Recent findings: Efficacy and safety of specific immunotherapy by application of allergens to the skin have been demonstrated in both animal models as well as clinical trials. However, localized adverse events have been reported, and delivery of antigens via barrier-disrupted skin has been linked to the induction of unwanted T helper 2-biased immune responses and allergic sensitization. Coupling of carbohydrates to allergens has been shown to induce formation of nanoparticles, which can specifically target dendritic cells and potentiate immune responses, and by masking B-cell epitopes, can render the molecules hypoallergenic.

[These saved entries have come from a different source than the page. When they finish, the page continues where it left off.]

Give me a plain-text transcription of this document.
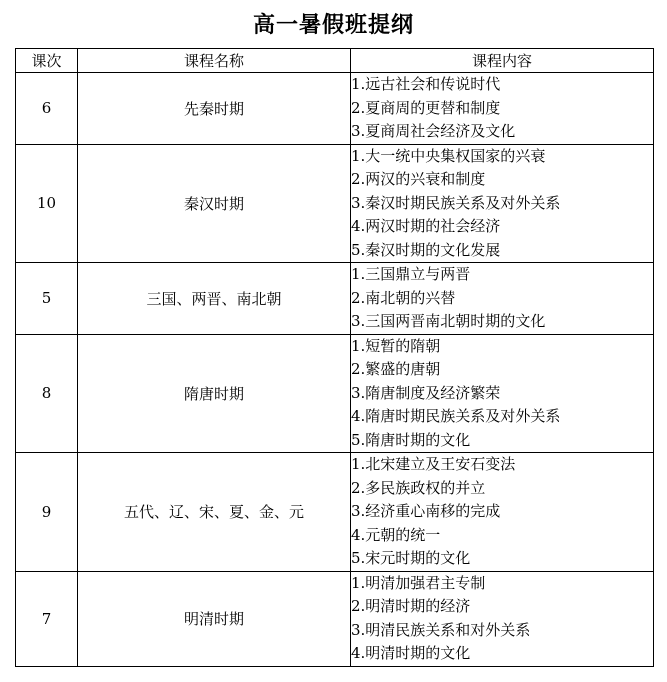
高一暑假班提纲
课次	课程名称	课程内容
6	先秦时期	1.远古社会和传说时代
2.夏商周的更替和制度
3.夏商周社会经济及文化

10	秦汉时期	1.大一统中央集权国家的兴衰
2.两汉的兴衰和制度
3.秦汉时期民族关系及对外关系
4.两汉时期的社会经济
5.秦汉时期的文化发展

5	三国、两晋、南北朝	1.三国鼎立与两晋
2.南北朝的兴替
3.三国两晋南北朝时期的文化

8	隋唐时期	1.短暂的隋朝
2.繁盛的唐朝
3.隋唐制度及经济繁荣
4.隋唐时期民族关系及对外关系
5.隋唐时期的文化

9	五代、辽、宋、夏、金、元	1.北宋建立及王安石变法
2.多民族政权的并立
3.经济重心南移的完成
4.元朝的统一
5.宋元时期的文化

7	明清时期	1.明清加强君主专制
2.明清时期的经济
3.明清民族关系和对外关系
4.明清时期的文化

Summary: Due to its abundance of immunocompetent cells, the skin represents an attractive target tissue for novel and enhanced immunotherapeutic approaches. However, in order to avoid adverse events and therapy-induced sensitizations, transcutaneous immunotherapy requires the use of formulations with reduced allergenic potential. Combining novel hypoallergenic conjugates with painless transcutaneous immunization techniques may provide an efficient and patient-friendly alternative to the standard specific immunotherapy practices.